UC-Davis’ Christine Kreuder Johnson, who is part of the Emerging Pandemic Threats PREDICT Program at the One Health Institute, said: “Our partnership with CMDN has been especially productive because this team has expertise in both public health and wildlife conservation and they have therefore been able to move seamlessly at the interface of wildlife and human health. Also, under the leadership of Dibesh, this team has been truly innovative, constantly coming up with creative ways to solve problems in the field and meet the challenges of working in diverse settings with many different species, often in very rugged conditions.”
Karmacharya said he is grateful that USAID took a chance funding a small yet ambitious research lab under the agency’s Nepal Tiger Genome Project. He believes that private research labs like his across the world, coupled with public-private partnerships, hold the key to solving some of the world’s most challenging science and development questions.
“If we don’t integrate the business aspect of things and just rely on the goodwill of donors, we won’t be sustainable,” Karmacharya said.

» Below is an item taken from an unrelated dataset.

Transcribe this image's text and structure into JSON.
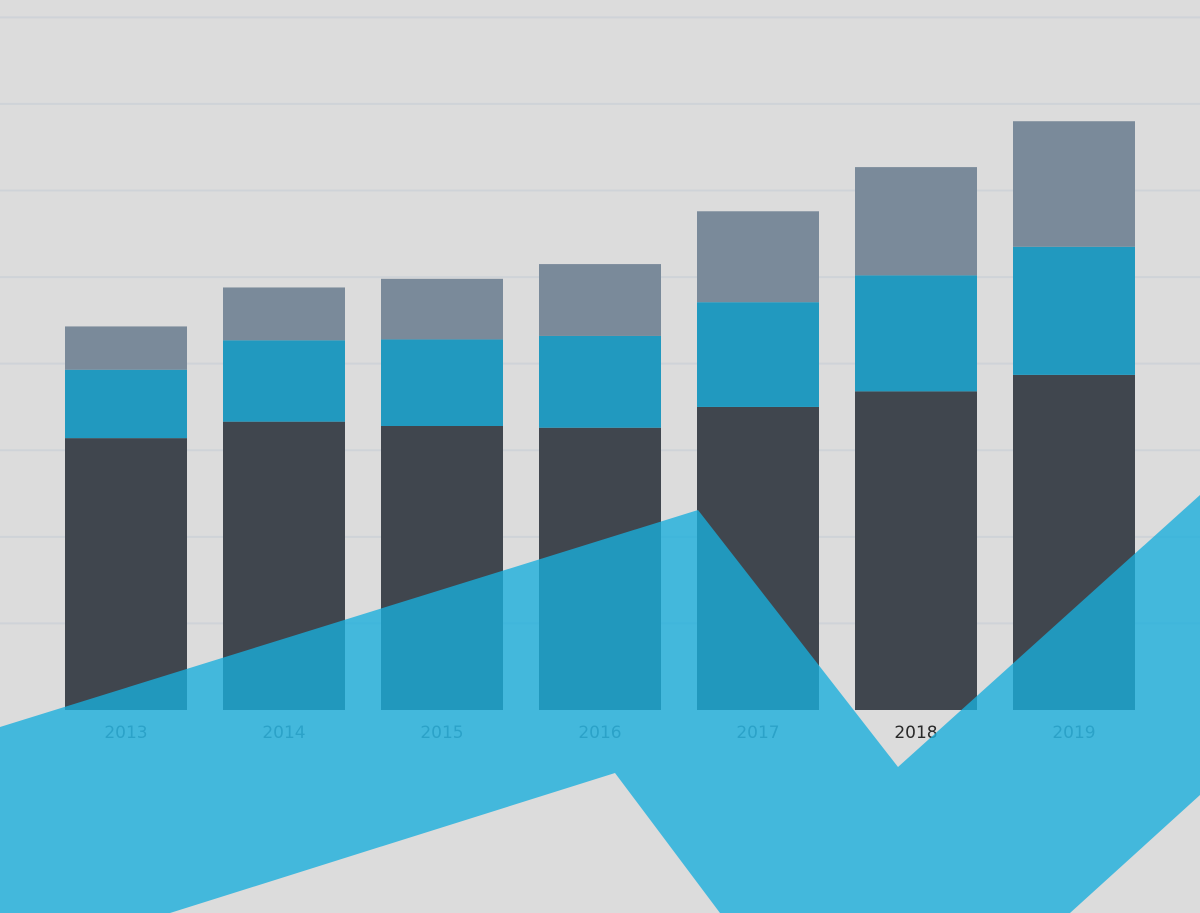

The scientists at CMDN have also developed a business model to work with local and international hospitals on cancer detection and diagnoses. Karmacharya directs 30 percent of the profits back from this business into the lab for research and development. It has grown from one lab in 2002 to three labs utilizing a “One Health” approach focused on identifying zoonotic threats and protecting Nepal’s wildlife and humans from diseases.
Karmacharya is proud to be Nepali, and believes that Nepal’s future is in empowering and engaging the country’s youth. CMDN recruits new employees through the lab’s quarterly science fairs, targeting Nepal’s budding scientists. This has created a vibrant research environment with 80 percent of the staff under the age of 30 and 60 percent women.
With its work considered groundbreaking in the scientific community, CMDN has made Nepal an international hub for research in wildlife conservation and genetic analysis.